Report. Oggi, cari ragazzi, si parla di scuola. La puntata di stasera, infatti, porta il titolo: “Come tu m’insegni” e il servizio è firmato da Stefania Rimini. Protagonista: la scuola. Un mondo dove sopravvivere, in termini di strutture e di fabbisogni economici, non è sempre agevole. Soprattutto di questi tempi. Un mondo dove molto si è sprecato, certo, soprattutto in Italia.

La riforma Gelmini torna in scena. Risparmio e merito sono stati dichiarati il grande target della famosa riforma, ma, scrive Report, per il momento i lavativi e gli incapaci non corrono grandi rischi, basta che siano di ruolo. Invece 18 mila precari, anche i più bravi, rischiano di rimanere a casa.

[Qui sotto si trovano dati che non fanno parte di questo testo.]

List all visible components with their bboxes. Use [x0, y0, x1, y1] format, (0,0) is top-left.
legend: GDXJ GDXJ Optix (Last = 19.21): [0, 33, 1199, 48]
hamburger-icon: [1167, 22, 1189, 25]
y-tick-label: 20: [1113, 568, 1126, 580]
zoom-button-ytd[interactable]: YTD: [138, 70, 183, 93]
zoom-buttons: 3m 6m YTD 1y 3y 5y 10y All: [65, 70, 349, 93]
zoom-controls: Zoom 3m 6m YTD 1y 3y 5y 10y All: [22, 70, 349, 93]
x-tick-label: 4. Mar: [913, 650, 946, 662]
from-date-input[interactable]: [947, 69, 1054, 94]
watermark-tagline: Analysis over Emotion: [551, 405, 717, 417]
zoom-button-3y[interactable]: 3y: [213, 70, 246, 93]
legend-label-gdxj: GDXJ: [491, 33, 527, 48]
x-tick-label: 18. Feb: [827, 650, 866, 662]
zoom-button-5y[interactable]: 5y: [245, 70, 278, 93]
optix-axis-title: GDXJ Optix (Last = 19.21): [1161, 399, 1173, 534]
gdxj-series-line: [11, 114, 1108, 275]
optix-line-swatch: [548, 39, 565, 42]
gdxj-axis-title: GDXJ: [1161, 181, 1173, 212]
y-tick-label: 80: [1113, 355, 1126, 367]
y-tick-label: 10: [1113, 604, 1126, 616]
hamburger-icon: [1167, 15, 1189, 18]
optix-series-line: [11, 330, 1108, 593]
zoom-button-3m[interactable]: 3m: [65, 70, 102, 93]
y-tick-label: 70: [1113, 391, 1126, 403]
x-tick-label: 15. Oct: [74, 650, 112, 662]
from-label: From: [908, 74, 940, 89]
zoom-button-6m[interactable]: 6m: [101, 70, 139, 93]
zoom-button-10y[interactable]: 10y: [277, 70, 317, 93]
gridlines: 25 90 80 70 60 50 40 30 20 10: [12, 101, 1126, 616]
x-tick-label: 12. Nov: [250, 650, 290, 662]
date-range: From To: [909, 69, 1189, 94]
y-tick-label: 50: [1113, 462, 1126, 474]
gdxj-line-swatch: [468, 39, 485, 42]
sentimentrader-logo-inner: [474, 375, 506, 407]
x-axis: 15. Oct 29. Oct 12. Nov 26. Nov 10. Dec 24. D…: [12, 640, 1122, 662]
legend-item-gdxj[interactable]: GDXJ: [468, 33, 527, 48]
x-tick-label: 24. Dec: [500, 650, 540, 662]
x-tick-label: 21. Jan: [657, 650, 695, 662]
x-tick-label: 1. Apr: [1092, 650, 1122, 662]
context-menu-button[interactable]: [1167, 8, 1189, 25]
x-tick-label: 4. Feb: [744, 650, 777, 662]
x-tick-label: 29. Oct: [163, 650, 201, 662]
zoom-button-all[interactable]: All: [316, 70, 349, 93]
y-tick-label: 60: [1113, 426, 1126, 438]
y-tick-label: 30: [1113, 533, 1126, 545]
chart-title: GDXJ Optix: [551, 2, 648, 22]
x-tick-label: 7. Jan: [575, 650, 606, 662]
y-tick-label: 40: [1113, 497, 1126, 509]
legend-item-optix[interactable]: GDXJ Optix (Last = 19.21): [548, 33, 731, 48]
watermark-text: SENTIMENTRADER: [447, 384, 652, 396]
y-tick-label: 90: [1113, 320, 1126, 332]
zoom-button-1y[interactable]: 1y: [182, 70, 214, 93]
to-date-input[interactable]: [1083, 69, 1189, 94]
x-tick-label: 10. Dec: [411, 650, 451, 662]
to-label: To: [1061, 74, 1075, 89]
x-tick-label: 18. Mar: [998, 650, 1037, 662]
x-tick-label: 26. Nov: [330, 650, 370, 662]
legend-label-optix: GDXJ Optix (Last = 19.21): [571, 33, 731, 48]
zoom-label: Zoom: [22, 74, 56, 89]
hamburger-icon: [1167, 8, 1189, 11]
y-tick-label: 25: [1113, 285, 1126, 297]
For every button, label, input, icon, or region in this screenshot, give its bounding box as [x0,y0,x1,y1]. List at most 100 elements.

Per risparmiare 280 milioni di euro, la Gelmini toglie le compresenze, quindi gli alunni della scuola pubblica avranno diritto ad un solo insegnante, sperando che sia bravo, sano e single

Si legge nella sinossi della puntata in onda oggi, domenica 19 aprile. 280 milioni? Ahi. L’election day, in una botta sola, ne avrebbe fatti risparmiare 400 in una botta sola. Si dice.

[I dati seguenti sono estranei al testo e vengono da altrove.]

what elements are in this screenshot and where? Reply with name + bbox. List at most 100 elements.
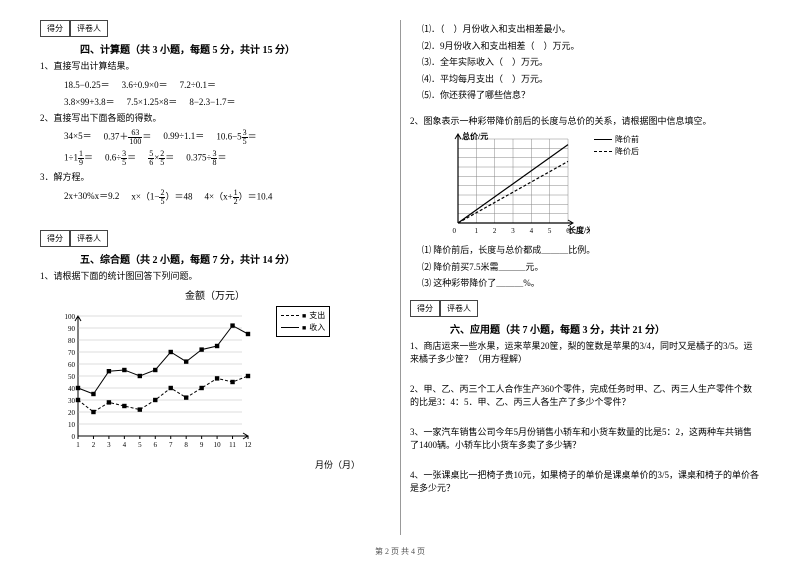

Quelli del Referendum sono agguerritissimi. D’altro canto, sembra non esserci trippa per gatti ormai. O il 21 giugno o rinvio. Anche perché Silvio è stato chiarissimo: l’election day non si può fare – nè si possono così risparmiare i soldini di cui sopra – perché altrimenti la Lega avrebbe fatto cadere il Governo. 400 milioni in più per l’Abruzzo facevano comodo. Ma un Paese senza Governo e con un post-terremoto sono comunque una gatta da pelare. Solo che almeno ora il “ricatto” – o meglio, il reale peso – della Lega (che teme il suddetto referendum) è più chiaro.

L’onorevole Ghedini ad Annozero (la famosa puntata riparatrice…) ha così giustificato l’operato di Silvio Berlusconi: Europee+referendum sarebbe un mix anticostituzionale. Ad appellarsi alla medesima ragione aveva provato anche il Ministro Maroni a Ballarò. Salvo poi essere smentito dal buon Floris, come già scritto, che gli ha rammentato: a. questa è una sua posizione e non una posizione della Corte Costituzionale – l’unico organo che in Italia dà i giudizi di costituzionalità. b. il presidente del comitato per il referendum, Guzzetta, risulta essere un costituzionalista (per Maroni, un esperto di agraria invece), e tutti questi problemi non li ha visti.

Ma torniamo alla scuola e al programma di stasera di Milena Gabanelli. All’interno del cuci e scuci normativo, per cui ogni ministro disfa quello che ha fatto il suo predecessore, si annidano centri di spesa che non sono mai stati toccati, come le scuole italiane all’estero, che ci costano 70 milioni all’anno, scrivono. E molto altro ancora. La caccia ai supplenti da parte delle scuole – condotta con telegramma o fonogramma per legge. Il destino dei disabili, ai quali viene decurtato il sostegno.

Non mancherà la rubrica “L’emendamento”, che tratterà di Class action. Ci savelerà qualcosa? Staremo a vedere.